The molecular detection method used is nucleic acid sequence-based amplification (NASBA), which is an isothermal RNA amplification method for real-time quantification based on the fluorescence signal of a specific molecular beacon measured over time. Because of its isothermal nature, this molecular technique is ideal for integration into field-based monitoring platforms. P. multiseries, an extensively studied species that is known to be very toxic, was used as the first target Pseudo-nitzschia species.

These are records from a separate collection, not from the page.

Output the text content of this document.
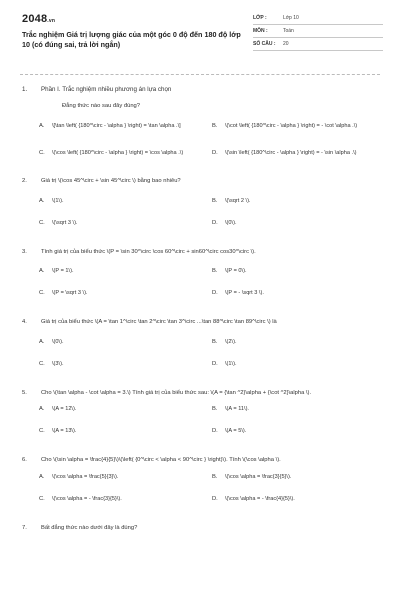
2048.vn
Trắc nghiệm Giá trị lượng giác của một góc 0 độ đến 180 độ lớp 10 (có đúng sai, trả lời ngắn)
LỚP :	Lớp 10
MÔN :	Toán
SỐ CÂU :	20
1.	Phần I. Trắc nghiệm nhiều phương án lựa chọn
Đẳng thức nào sau đây đúng?
A.	\[\tan \left( {180^\circ - \alpha } \right) = \tan \alpha .\]	B.	\(\cot \left( {180^\circ - \alpha } \right) = - \cot \alpha .\)
C.	\(\cos \left( {180^\circ - \alpha } \right) = \cos \alpha .\)	D.	\(\sin \left( {180^\circ - \alpha } \right) = - \sin \alpha .\)
2.	Giá trị \(\cos 45^\circ + \sin 45^\circ \) bằng bao nhiêu?
A.	\(1\).	B.	\(\sqrt 2 \).
C.	\(\sqrt 3 \).	D.	\(0\).
3.	Tính giá trị của biểu thức \(P = \sin 30^\circ \cos 60^\circ + sin60^\circ cos30^\circ \).
A.	\(P = 1\).	B.	\(P = 0\).
C.	\(P = \sqrt 3 \).	D.	\(P = - \sqrt 3 \).
4.	Giá trị của biểu thức \(A = \tan 1^\circ \tan 2^\circ \tan 3^\circ ...\tan 88^\circ \tan 89^\circ \) là
A.	\(0\).	B.	\(2\).
C.	\(3\).	D.	\(1\).
5.	Cho \(\tan \alpha - \cot \alpha = 3.\) Tính giá trị của biểu thức sau: \(A = {\tan ^2}\alpha + {\cot ^2}\alpha \).
A.	\(A = 12\).	B.	\(A = 11\).
C.	\(A = 13\).	D.	\(A = 5\).
6.	Cho \(\sin \alpha = \frac{4}{5}\)\(\left( {0^\circ < \alpha < 90^\circ } \right)\). Tính \(\cos \alpha \).
A.	\(\cos \alpha = \frac{5}{3}\).	B.	\(\cos \alpha = \frac{3}{5}\).
C.	\(\cos \alpha = - \frac{3}{5}\).	D.	\(\cos \alpha = - \frac{4}{5}\).
7.	Bất đẳng thức nào dưới đây là đúng?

A NASBA assay was designed based on the rbcS sequence of P. multiseries, which encodes for the small subunit of the carbon fixation enzyme, RuBisCO. Two subsequent assays, one specific to P. delicatissima and one specific to a currently unidentified isolate from Louisiana waters, were also designed.
Variation in the rbcS gene has enabled the discrimination of Pseudo-nitzschia from other phytoplankton species, as well as some degree of discrimination between Pseudo-nitzschia species. The P. multiseries assay demonstrates excellent linearity (r2 > 0.99) over four orders of magnitude and sensitivity to one cell in culture. Four strains of P. multiseries were detected by this assay, as well as six out of ten strains representing other species of Pseudo-nitzschia. The additional assays for P. delicatissima and the Louisiana isolate appear to be species-specific and also demonstrate the ability to detect one cell. Testing with 33 species of non-target phytoplankton cultures (including the closely-related diatom genus Nitzschia) has resulted in no cross-reactivity of the three assays. Analysis of environmental samples, including local samples collected in Tampa Bay, FL and samples from two Gulf of Mexico cruises, is currently underway. The ability to rapidly and autonomously monitor levels of P. multiseries, and potentially other species of Pseudo-nitzschia,will result in preventative strategies that benefit both human and environmental health.